Я пустил лошадь в карьер, забыв об опасности, – тропинка тянулась вдоль самого склона. Скачка пьянила меня, как вино. Вдруг лошадь взвилась на дыбы. Навстречу мне нёсся всадник.
Чаще всего я вспоминаю Полину так, как впервые увидел её – верхом на гнедой лошади, в мужском костюме, который в первый миг сбил меня с толку.

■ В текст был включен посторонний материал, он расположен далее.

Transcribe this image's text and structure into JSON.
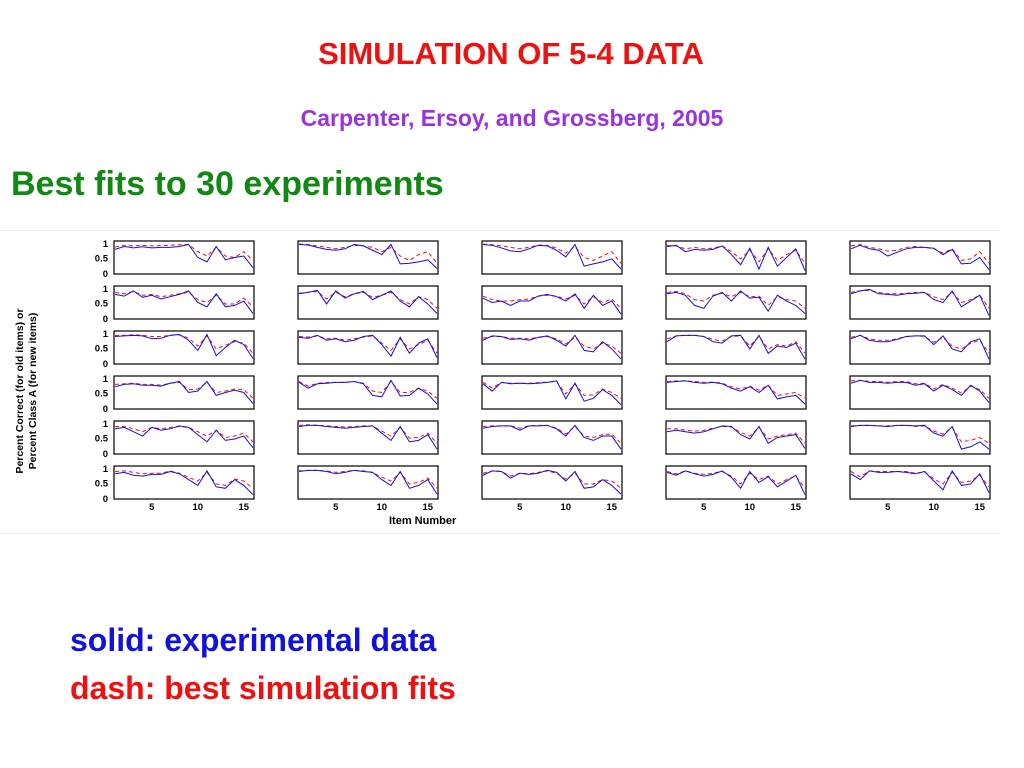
{
  "slide": {
    "title": "SIMULATION OF 5-4 DATA",
    "subtitle": "Carpenter, Ersoy, and Grossberg, 2005",
    "heading": "Best fits to 30 experiments",
    "legend_solid": "solid: experimental data",
    "legend_dash": "dash: best simulation fits"
  },
  "colors": {
    "title": "#ee1111",
    "subtitle": "#9933dd",
    "heading": "#118811",
    "experimental": "#1111dd",
    "simulation": "#ee1111"
  },
  "chart_data": {
    "type": "line",
    "grid": false,
    "ylabel_line1": "Percent Correct (for old items) or",
    "ylabel_line2": "Percent  Class A (for new items)",
    "xlabel": "Item Number",
    "ylim": [
      0,
      1
    ],
    "xlim": [
      1,
      16
    ],
    "y_ticks": [
      "1",
      "0.5",
      "0"
    ],
    "x_ticks": [
      "5",
      "10",
      "15"
    ],
    "rows": 6,
    "cols": 5,
    "series_styles": [
      {
        "label": "solid: experimental data",
        "style": "solid",
        "color": "#1111dd"
      },
      {
        "label": "dash: best simulation fits",
        "style": "dash",
        "color": "#ee1111"
      }
    ],
    "panels": [
      {
        "experimental": [
          0.78,
          0.88,
          0.83,
          0.87,
          0.83,
          0.85,
          0.85,
          0.88,
          0.95,
          0.5,
          0.35,
          0.88,
          0.42,
          0.5,
          0.55,
          0.15
        ],
        "simulation": [
          0.86,
          0.92,
          0.9,
          0.92,
          0.9,
          0.91,
          0.92,
          0.94,
          0.95,
          0.7,
          0.55,
          0.86,
          0.55,
          0.5,
          0.7,
          0.4
        ]
      },
      {
        "experimental": [
          0.95,
          0.93,
          0.85,
          0.78,
          0.75,
          0.8,
          0.95,
          0.9,
          0.75,
          0.6,
          0.95,
          0.28,
          0.3,
          0.35,
          0.42,
          0.12
        ],
        "simulation": [
          0.96,
          0.95,
          0.9,
          0.85,
          0.8,
          0.85,
          0.92,
          0.9,
          0.85,
          0.7,
          0.85,
          0.55,
          0.4,
          0.6,
          0.7,
          0.3
        ]
      },
      {
        "experimental": [
          0.95,
          0.92,
          0.83,
          0.73,
          0.7,
          0.8,
          0.92,
          0.9,
          0.75,
          0.52,
          0.95,
          0.2,
          0.28,
          0.35,
          0.45,
          0.1
        ],
        "simulation": [
          0.96,
          0.94,
          0.9,
          0.85,
          0.8,
          0.85,
          0.93,
          0.92,
          0.82,
          0.65,
          0.88,
          0.5,
          0.4,
          0.55,
          0.7,
          0.3
        ]
      },
      {
        "experimental": [
          0.88,
          0.92,
          0.7,
          0.78,
          0.75,
          0.78,
          0.9,
          0.6,
          0.25,
          0.82,
          0.1,
          0.85,
          0.2,
          0.5,
          0.8,
          0.05
        ],
        "simulation": [
          0.92,
          0.9,
          0.8,
          0.85,
          0.8,
          0.82,
          0.9,
          0.7,
          0.45,
          0.75,
          0.35,
          0.8,
          0.4,
          0.6,
          0.75,
          0.3
        ]
      },
      {
        "experimental": [
          0.8,
          0.92,
          0.8,
          0.75,
          0.55,
          0.68,
          0.8,
          0.85,
          0.85,
          0.82,
          0.6,
          0.78,
          0.28,
          0.3,
          0.5,
          0.08
        ],
        "simulation": [
          0.9,
          0.95,
          0.85,
          0.8,
          0.72,
          0.75,
          0.85,
          0.88,
          0.85,
          0.8,
          0.65,
          0.8,
          0.4,
          0.45,
          0.7,
          0.3
        ]
      },
      {
        "experimental": [
          0.78,
          0.72,
          0.9,
          0.68,
          0.75,
          0.62,
          0.7,
          0.78,
          0.9,
          0.5,
          0.35,
          0.8,
          0.35,
          0.4,
          0.55,
          0.12
        ],
        "simulation": [
          0.85,
          0.8,
          0.88,
          0.75,
          0.78,
          0.7,
          0.75,
          0.8,
          0.85,
          0.6,
          0.5,
          0.75,
          0.45,
          0.45,
          0.65,
          0.35
        ]
      },
      {
        "experimental": [
          0.8,
          0.85,
          0.92,
          0.45,
          0.9,
          0.65,
          0.8,
          0.88,
          0.6,
          0.75,
          0.9,
          0.55,
          0.35,
          0.7,
          0.45,
          0.12
        ],
        "simulation": [
          0.82,
          0.85,
          0.88,
          0.62,
          0.85,
          0.7,
          0.8,
          0.85,
          0.68,
          0.75,
          0.85,
          0.6,
          0.45,
          0.7,
          0.6,
          0.3
        ]
      },
      {
        "experimental": [
          0.65,
          0.5,
          0.55,
          0.4,
          0.55,
          0.55,
          0.72,
          0.78,
          0.7,
          0.55,
          0.8,
          0.3,
          0.75,
          0.4,
          0.55,
          0.1
        ],
        "simulation": [
          0.72,
          0.6,
          0.55,
          0.55,
          0.6,
          0.62,
          0.72,
          0.75,
          0.72,
          0.62,
          0.75,
          0.45,
          0.7,
          0.5,
          0.62,
          0.3
        ]
      },
      {
        "experimental": [
          0.8,
          0.85,
          0.75,
          0.4,
          0.3,
          0.72,
          0.85,
          0.55,
          0.9,
          0.65,
          0.68,
          0.2,
          0.75,
          0.55,
          0.4,
          0.12
        ],
        "simulation": [
          0.85,
          0.88,
          0.8,
          0.6,
          0.55,
          0.75,
          0.82,
          0.7,
          0.85,
          0.7,
          0.72,
          0.4,
          0.7,
          0.6,
          0.55,
          0.3
        ]
      },
      {
        "experimental": [
          0.8,
          0.9,
          0.95,
          0.8,
          0.78,
          0.75,
          0.8,
          0.82,
          0.85,
          0.6,
          0.5,
          0.9,
          0.35,
          0.55,
          0.75,
          0.05
        ],
        "simulation": [
          0.85,
          0.9,
          0.92,
          0.85,
          0.8,
          0.8,
          0.82,
          0.85,
          0.85,
          0.7,
          0.6,
          0.85,
          0.5,
          0.6,
          0.75,
          0.3
        ]
      },
      {
        "experimental": [
          0.88,
          0.9,
          0.92,
          0.9,
          0.8,
          0.82,
          0.92,
          0.95,
          0.75,
          0.4,
          0.95,
          0.22,
          0.5,
          0.75,
          0.6,
          0.12
        ],
        "simulation": [
          0.92,
          0.92,
          0.94,
          0.92,
          0.88,
          0.88,
          0.92,
          0.94,
          0.82,
          0.55,
          0.9,
          0.45,
          0.58,
          0.7,
          0.65,
          0.3
        ]
      },
      {
        "experimental": [
          0.85,
          0.82,
          0.92,
          0.75,
          0.8,
          0.7,
          0.75,
          0.88,
          0.92,
          0.6,
          0.2,
          0.85,
          0.3,
          0.65,
          0.8,
          0.15
        ],
        "simulation": [
          0.88,
          0.86,
          0.9,
          0.8,
          0.82,
          0.75,
          0.8,
          0.86,
          0.9,
          0.65,
          0.4,
          0.8,
          0.45,
          0.6,
          0.75,
          0.3
        ]
      },
      {
        "experimental": [
          0.75,
          0.9,
          0.88,
          0.78,
          0.8,
          0.75,
          0.85,
          0.9,
          0.75,
          0.55,
          0.92,
          0.4,
          0.35,
          0.7,
          0.45,
          0.1
        ],
        "simulation": [
          0.82,
          0.88,
          0.88,
          0.82,
          0.82,
          0.8,
          0.85,
          0.88,
          0.8,
          0.62,
          0.85,
          0.55,
          0.45,
          0.65,
          0.55,
          0.3
        ]
      },
      {
        "experimental": [
          0.7,
          0.9,
          0.92,
          0.92,
          0.88,
          0.7,
          0.65,
          0.9,
          0.92,
          0.45,
          0.92,
          0.3,
          0.55,
          0.5,
          0.65,
          0.1
        ],
        "simulation": [
          0.8,
          0.9,
          0.92,
          0.92,
          0.88,
          0.78,
          0.72,
          0.88,
          0.9,
          0.55,
          0.88,
          0.45,
          0.6,
          0.55,
          0.7,
          0.3
        ]
      },
      {
        "experimental": [
          0.8,
          0.92,
          0.75,
          0.7,
          0.7,
          0.78,
          0.88,
          0.9,
          0.9,
          0.6,
          0.9,
          0.45,
          0.35,
          0.7,
          0.8,
          0.1
        ],
        "simulation": [
          0.85,
          0.92,
          0.8,
          0.75,
          0.75,
          0.8,
          0.88,
          0.9,
          0.88,
          0.68,
          0.85,
          0.55,
          0.45,
          0.65,
          0.75,
          0.3
        ]
      },
      {
        "experimental": [
          0.7,
          0.78,
          0.8,
          0.75,
          0.75,
          0.72,
          0.82,
          0.88,
          0.5,
          0.55,
          0.88,
          0.4,
          0.5,
          0.58,
          0.5,
          0.12
        ],
        "simulation": [
          0.78,
          0.8,
          0.82,
          0.78,
          0.78,
          0.75,
          0.82,
          0.85,
          0.6,
          0.62,
          0.85,
          0.5,
          0.55,
          0.62,
          0.6,
          0.3
        ]
      },
      {
        "experimental": [
          0.85,
          0.65,
          0.8,
          0.82,
          0.85,
          0.85,
          0.88,
          0.8,
          0.4,
          0.35,
          0.92,
          0.38,
          0.4,
          0.65,
          0.45,
          0.1
        ],
        "simulation": [
          0.88,
          0.72,
          0.82,
          0.85,
          0.85,
          0.85,
          0.88,
          0.82,
          0.55,
          0.5,
          0.88,
          0.5,
          0.5,
          0.65,
          0.55,
          0.3
        ]
      },
      {
        "experimental": [
          0.8,
          0.55,
          0.85,
          0.8,
          0.82,
          0.8,
          0.82,
          0.85,
          0.9,
          0.28,
          0.82,
          0.2,
          0.3,
          0.6,
          0.4,
          0.08
        ],
        "simulation": [
          0.85,
          0.65,
          0.85,
          0.82,
          0.82,
          0.82,
          0.84,
          0.86,
          0.88,
          0.45,
          0.8,
          0.4,
          0.42,
          0.62,
          0.5,
          0.3
        ]
      },
      {
        "experimental": [
          0.85,
          0.88,
          0.9,
          0.85,
          0.82,
          0.85,
          0.8,
          0.65,
          0.55,
          0.7,
          0.5,
          0.75,
          0.28,
          0.35,
          0.4,
          0.1
        ],
        "simulation": [
          0.88,
          0.9,
          0.9,
          0.88,
          0.85,
          0.86,
          0.82,
          0.7,
          0.62,
          0.72,
          0.58,
          0.75,
          0.4,
          0.45,
          0.5,
          0.3
        ]
      },
      {
        "experimental": [
          0.82,
          0.92,
          0.85,
          0.85,
          0.82,
          0.85,
          0.85,
          0.75,
          0.8,
          0.55,
          0.75,
          0.6,
          0.4,
          0.75,
          0.55,
          0.15
        ],
        "simulation": [
          0.9,
          0.92,
          0.88,
          0.88,
          0.85,
          0.88,
          0.88,
          0.8,
          0.82,
          0.62,
          0.78,
          0.65,
          0.48,
          0.72,
          0.6,
          0.3
        ]
      },
      {
        "experimental": [
          0.8,
          0.85,
          0.7,
          0.55,
          0.85,
          0.75,
          0.8,
          0.9,
          0.85,
          0.6,
          0.35,
          0.75,
          0.4,
          0.45,
          0.55,
          0.15
        ],
        "simulation": [
          0.88,
          0.88,
          0.8,
          0.7,
          0.85,
          0.8,
          0.85,
          0.88,
          0.85,
          0.7,
          0.55,
          0.75,
          0.5,
          0.55,
          0.65,
          0.35
        ]
      },
      {
        "experimental": [
          0.88,
          0.92,
          0.92,
          0.88,
          0.85,
          0.82,
          0.85,
          0.88,
          0.9,
          0.65,
          0.4,
          0.88,
          0.35,
          0.4,
          0.6,
          0.1
        ],
        "simulation": [
          0.92,
          0.94,
          0.92,
          0.9,
          0.88,
          0.86,
          0.88,
          0.9,
          0.9,
          0.72,
          0.55,
          0.85,
          0.48,
          0.5,
          0.65,
          0.3
        ]
      },
      {
        "experimental": [
          0.82,
          0.88,
          0.9,
          0.9,
          0.75,
          0.9,
          0.9,
          0.92,
          0.8,
          0.55,
          0.92,
          0.5,
          0.4,
          0.55,
          0.55,
          0.1
        ],
        "simulation": [
          0.88,
          0.9,
          0.9,
          0.9,
          0.82,
          0.9,
          0.92,
          0.92,
          0.82,
          0.62,
          0.88,
          0.55,
          0.5,
          0.6,
          0.62,
          0.3
        ]
      },
      {
        "experimental": [
          0.7,
          0.75,
          0.7,
          0.65,
          0.7,
          0.8,
          0.9,
          0.88,
          0.6,
          0.45,
          0.88,
          0.3,
          0.5,
          0.55,
          0.6,
          0.12
        ],
        "simulation": [
          0.8,
          0.8,
          0.75,
          0.72,
          0.75,
          0.82,
          0.88,
          0.86,
          0.68,
          0.55,
          0.85,
          0.45,
          0.55,
          0.6,
          0.65,
          0.3
        ]
      },
      {
        "experimental": [
          0.88,
          0.92,
          0.92,
          0.9,
          0.88,
          0.92,
          0.92,
          0.9,
          0.92,
          0.65,
          0.55,
          0.88,
          0.1,
          0.18,
          0.35,
          0.1
        ],
        "simulation": [
          0.9,
          0.92,
          0.92,
          0.9,
          0.9,
          0.92,
          0.92,
          0.88,
          0.9,
          0.72,
          0.62,
          0.85,
          0.35,
          0.4,
          0.5,
          0.3
        ]
      },
      {
        "experimental": [
          0.8,
          0.85,
          0.75,
          0.72,
          0.78,
          0.78,
          0.88,
          0.8,
          0.6,
          0.4,
          0.9,
          0.35,
          0.3,
          0.6,
          0.4,
          0.08
        ],
        "simulation": [
          0.88,
          0.9,
          0.85,
          0.8,
          0.82,
          0.82,
          0.9,
          0.82,
          0.68,
          0.55,
          0.85,
          0.45,
          0.4,
          0.62,
          0.55,
          0.3
        ]
      },
      {
        "experimental": [
          0.88,
          0.92,
          0.92,
          0.88,
          0.8,
          0.85,
          0.92,
          0.88,
          0.85,
          0.6,
          0.4,
          0.88,
          0.3,
          0.4,
          0.6,
          0.1
        ],
        "simulation": [
          0.9,
          0.92,
          0.92,
          0.9,
          0.85,
          0.88,
          0.92,
          0.9,
          0.85,
          0.68,
          0.55,
          0.85,
          0.45,
          0.5,
          0.65,
          0.3
        ]
      },
      {
        "experimental": [
          0.75,
          0.9,
          0.88,
          0.65,
          0.82,
          0.78,
          0.82,
          0.92,
          0.85,
          0.55,
          0.88,
          0.3,
          0.35,
          0.6,
          0.4,
          0.1
        ],
        "simulation": [
          0.82,
          0.9,
          0.88,
          0.72,
          0.82,
          0.8,
          0.85,
          0.9,
          0.82,
          0.62,
          0.82,
          0.45,
          0.45,
          0.6,
          0.55,
          0.3
        ]
      },
      {
        "experimental": [
          0.85,
          0.75,
          0.9,
          0.8,
          0.72,
          0.78,
          0.9,
          0.68,
          0.3,
          0.88,
          0.5,
          0.7,
          0.35,
          0.55,
          0.75,
          0.08
        ],
        "simulation": [
          0.88,
          0.8,
          0.9,
          0.82,
          0.78,
          0.82,
          0.88,
          0.72,
          0.45,
          0.82,
          0.6,
          0.72,
          0.45,
          0.6,
          0.72,
          0.3
        ]
      },
      {
        "experimental": [
          0.8,
          0.6,
          0.9,
          0.85,
          0.85,
          0.88,
          0.85,
          0.8,
          0.88,
          0.55,
          0.25,
          0.9,
          0.4,
          0.45,
          0.8,
          0.15
        ],
        "simulation": [
          0.88,
          0.7,
          0.9,
          0.88,
          0.88,
          0.88,
          0.88,
          0.82,
          0.86,
          0.62,
          0.45,
          0.85,
          0.5,
          0.55,
          0.75,
          0.35
        ]
      }
    ]
  }
}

Моя лошадь била передними копытами в воздухе и пятилась к склону, за которым зияла пропасть. Каждую секунду я рисковал свалиться в обрыв. Я слышал, как катятся вниз камушки, они осыпались под копытами лошади, и я уже видел себя на дне пропасти. Я на мгновение ослабил поводья, затем натянул их до боли в суставах и пришпорил лoшадь – сделав усилие спиной и ногами, она птицей взвилась в воздухе, мы были спасены. Я вывел лошадь на тропинку и только затем обратил своё внимание на дерзкого всадника, чуть не погубившего меня своей рискованной выходкой. Слова, готовые сорваться, застыли на губах – всадник оказался молодой девушкой. Не знаю, как случилось, что она упала, возможно, её лошадь тоже испугалась или споткнулась. К счастью, падение не было опасным – влажная земля, головной убор смягчили удар, и девушка почти не пострадала. Так и вижу её бледное лицо в обрамлении роскошных волос, которые странно гармонировали с мастью лошади, равно как и чёрные глаза в длинных чёрных ресницах.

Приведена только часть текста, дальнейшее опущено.